Pourtant, cet univers est entouré d’une aura de mystère : il n’est pas facile pour les scientifiques, les joueur·euses et le grand public de savoir ce qui se passe concrètement derrière les portes des studios qui créent nos titres préférés. Cette opacité des entreprises concernées s’explique par les sommes colossales liées à cette activité. Il s’avère donc vital pour ces studios de contrôler la mise en marché de leurs jeux et d’en conserver la propriété intellectuelle dans un secteur où la compétition est intense. En effet, plusieurs centaines de nouveaux jeux vidéo sont offerts chaque semaine!
Dans ce contexte, les studios n’ouvrent pas leurs portes au premier projet de recherche venu. De plus, il n’est pas si facile pour des chercheur·euses de comprendre ce qui se déroule pendant la production d’un jeu vidéo tant les expertises sont pointues, le jargon omniprésent, et les messages implicites difficiles à saisir. Pourtant, se plonger dans ce monde est crucial si l’on veut mieux comprendre les dynamiques de création et d’innovation, et contribuer à améliorer les pratiques de conception.
[...] se plonger dans [l]e monde [des jeux vidéo] est crucial si l’on veut mieux comprendre les dynamiques de création et d’innovation, et contribuer à améliorer les pratiques de conception.
De l’importance des réseaux de collaboration
Il existe de plus en plus de formations menant aux divers métiers axés sur le jeu vidéo, notamment à l’université. Si on m’avait dit en France, il y a 20 ans, que je deviendrais professeure de jeux vidéo, je ne l’aurais pas cru. À l’époque, je m’étais orientée vers un baccalauréat en cinéma, car je rêvais de devenir monteuse. Cependant, un stage dans un petit studio de jeux dans le sud-ouest de la France a changé ma trajectoire en me faisant découvrir l’industrie vidéoludique.

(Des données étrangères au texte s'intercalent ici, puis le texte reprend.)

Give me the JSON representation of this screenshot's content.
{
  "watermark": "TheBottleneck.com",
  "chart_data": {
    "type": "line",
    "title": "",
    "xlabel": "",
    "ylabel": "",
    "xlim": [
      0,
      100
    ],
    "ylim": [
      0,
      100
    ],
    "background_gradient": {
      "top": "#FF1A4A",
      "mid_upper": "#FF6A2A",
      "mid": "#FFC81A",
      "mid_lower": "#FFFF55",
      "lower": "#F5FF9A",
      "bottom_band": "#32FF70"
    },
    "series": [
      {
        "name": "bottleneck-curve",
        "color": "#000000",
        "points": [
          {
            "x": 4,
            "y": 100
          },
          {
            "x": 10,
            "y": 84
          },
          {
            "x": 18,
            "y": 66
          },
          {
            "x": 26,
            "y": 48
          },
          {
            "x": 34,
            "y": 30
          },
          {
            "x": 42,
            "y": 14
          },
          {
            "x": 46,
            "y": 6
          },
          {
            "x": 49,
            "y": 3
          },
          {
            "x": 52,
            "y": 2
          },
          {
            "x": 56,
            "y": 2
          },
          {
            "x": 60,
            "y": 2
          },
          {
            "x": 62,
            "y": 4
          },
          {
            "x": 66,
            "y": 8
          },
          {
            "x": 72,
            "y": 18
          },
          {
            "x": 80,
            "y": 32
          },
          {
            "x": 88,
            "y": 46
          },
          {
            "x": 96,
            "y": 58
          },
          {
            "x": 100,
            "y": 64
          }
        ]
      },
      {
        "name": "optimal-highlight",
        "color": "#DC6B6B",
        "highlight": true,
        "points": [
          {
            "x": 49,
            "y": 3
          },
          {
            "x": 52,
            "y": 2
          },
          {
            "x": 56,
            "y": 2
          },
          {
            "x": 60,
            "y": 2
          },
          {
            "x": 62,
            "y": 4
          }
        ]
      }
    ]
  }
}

J’ai alors appris qu’il existait des formations dans ce domaine et j’ai décidé d’émigrer au Canada, où j’ai décroché un diplôme d’études supérieures spécialisées (DESS) en design de jeux vidéo à l’Université de Montréal, en 2010. Par la suite, j’ai poursuivi avec une maîtrise en design, puis un doctorat en aménagement. Ma thèse s’intitulait Le pragmatisme comme épistémologie pour le design de jeux : enquête sur la créativité et le processus de design. Peu à peu, plusieurs programmes de baccalauréat et de maîtrise en création de jeux vidéo ont vu le jour. En 2018, j’ai obtenu un poste de professeure à l’École des arts numériques, de l’animation et du design de l’Université du Québec à Chicoutimi (NAD-UQAC).
Ce parcours m’a propulsée dans un réseau qui me donne aujourd’hui accès aux studios de jeux vidéo. Je suis comme une petite souris qui se faufile en coulisses pour mieux comprendre comment on fabrique les jeux! Avec mon équipe de recherche, nous avons réalisé des études de cas en utilisant des méthodes ethnographiques (observations, entrevues, etc.). Durant des périodes allant de quelques semaines à plusieurs mois, nous avons pu observer les pratiques de création au cœur des studios.

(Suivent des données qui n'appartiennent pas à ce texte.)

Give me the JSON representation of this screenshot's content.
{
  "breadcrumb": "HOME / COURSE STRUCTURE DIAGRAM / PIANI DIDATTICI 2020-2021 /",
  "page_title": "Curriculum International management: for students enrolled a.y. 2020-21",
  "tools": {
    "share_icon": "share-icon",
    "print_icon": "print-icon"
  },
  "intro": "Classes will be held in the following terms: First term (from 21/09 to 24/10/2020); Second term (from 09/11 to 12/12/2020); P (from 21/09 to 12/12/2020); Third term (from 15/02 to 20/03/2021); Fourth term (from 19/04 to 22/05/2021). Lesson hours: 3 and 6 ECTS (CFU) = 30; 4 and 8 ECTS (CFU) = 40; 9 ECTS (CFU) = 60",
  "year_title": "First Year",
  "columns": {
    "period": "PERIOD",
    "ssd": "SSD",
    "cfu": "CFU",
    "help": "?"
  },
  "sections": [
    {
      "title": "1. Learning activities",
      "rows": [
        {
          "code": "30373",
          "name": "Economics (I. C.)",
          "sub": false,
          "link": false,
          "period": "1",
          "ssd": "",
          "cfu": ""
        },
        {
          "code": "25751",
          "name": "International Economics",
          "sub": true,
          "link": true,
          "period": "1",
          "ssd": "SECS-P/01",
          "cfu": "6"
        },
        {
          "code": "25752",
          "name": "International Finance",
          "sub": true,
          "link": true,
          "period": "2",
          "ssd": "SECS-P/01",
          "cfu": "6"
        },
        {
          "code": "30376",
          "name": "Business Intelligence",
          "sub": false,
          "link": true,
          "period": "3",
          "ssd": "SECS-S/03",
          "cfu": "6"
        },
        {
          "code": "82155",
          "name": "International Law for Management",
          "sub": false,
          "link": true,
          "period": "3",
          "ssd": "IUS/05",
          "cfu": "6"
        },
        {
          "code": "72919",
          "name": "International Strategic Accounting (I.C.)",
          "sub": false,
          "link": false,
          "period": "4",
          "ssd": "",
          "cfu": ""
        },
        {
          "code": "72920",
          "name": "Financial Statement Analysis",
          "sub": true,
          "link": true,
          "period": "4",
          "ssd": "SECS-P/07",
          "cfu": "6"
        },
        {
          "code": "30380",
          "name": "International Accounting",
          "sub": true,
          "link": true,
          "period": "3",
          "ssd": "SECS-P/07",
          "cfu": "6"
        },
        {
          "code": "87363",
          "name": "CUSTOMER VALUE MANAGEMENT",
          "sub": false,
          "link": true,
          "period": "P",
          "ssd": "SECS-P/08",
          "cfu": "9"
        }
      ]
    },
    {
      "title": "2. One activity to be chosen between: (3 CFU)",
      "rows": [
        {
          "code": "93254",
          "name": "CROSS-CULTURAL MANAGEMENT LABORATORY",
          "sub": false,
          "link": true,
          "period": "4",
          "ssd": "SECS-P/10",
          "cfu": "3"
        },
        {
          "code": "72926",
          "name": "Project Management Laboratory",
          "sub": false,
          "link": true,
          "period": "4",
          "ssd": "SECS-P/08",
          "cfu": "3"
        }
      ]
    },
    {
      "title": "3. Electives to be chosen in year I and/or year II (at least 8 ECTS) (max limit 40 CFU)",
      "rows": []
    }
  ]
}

Nous savions déjà que réaliser des jeux vidéo est un défi, et que beaucoup de projets sont abandonnés en cours de route. Notre hypothèse était que l’une des difficultés serait la communication entre les différents corps de métiers, qui doivent idéalement travailler de façon transdisciplinaire et non en silo. Nous avons constaté que certains processus de travail encouragent plutôt un fonctionnement par spécialité et très hiérarchique : les artistes, programmeurs et designers travaillent séparément et ne communiquent qu’avec leurs dirigeant·es. Nous avons par contre observé des formes de collaboration axées sur le développement de l’équipe de façon transdisciplinaire à travers des valeurs et des processus communs, comme le travail en « cellule » composée d’un·e artiste, d’un·e designer et d’un·e programmeur. Résultat : les individus ont davantage confiance dans leurs compétences tout en comprenant mieux celles des autres, dans l’espoir que cela améliore le jeu en retour.

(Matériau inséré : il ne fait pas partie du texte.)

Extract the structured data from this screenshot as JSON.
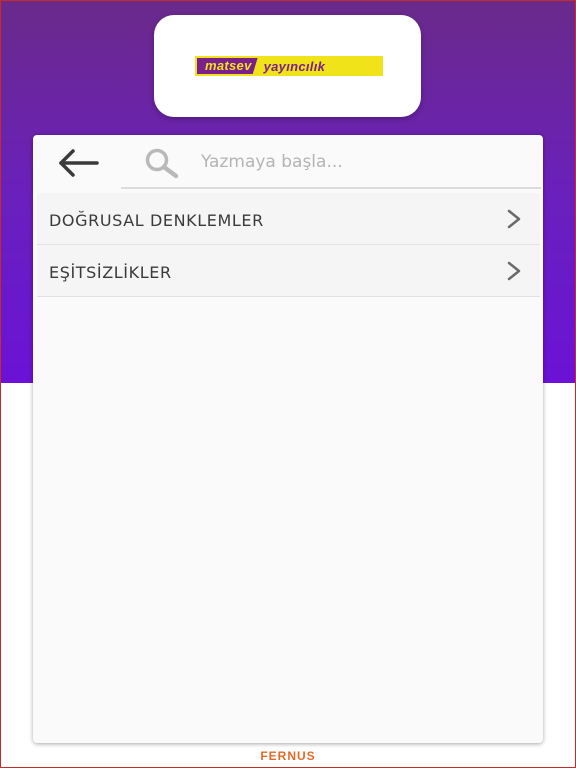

Inclusion et diversité au sein d’un projet de recherche-création
Travailler sur les processus de design et la créativité conduit à remettre en perspective certaines idées reçues sur les équipes à l’œuvre derrière la création de jeux. Les recherches actuelles s’efforcent de déconstruire le mythe du génie solitaire, qui, isolé dans son coin, produit des idées brillantes qu’il ne reste plus qu’à appliquer.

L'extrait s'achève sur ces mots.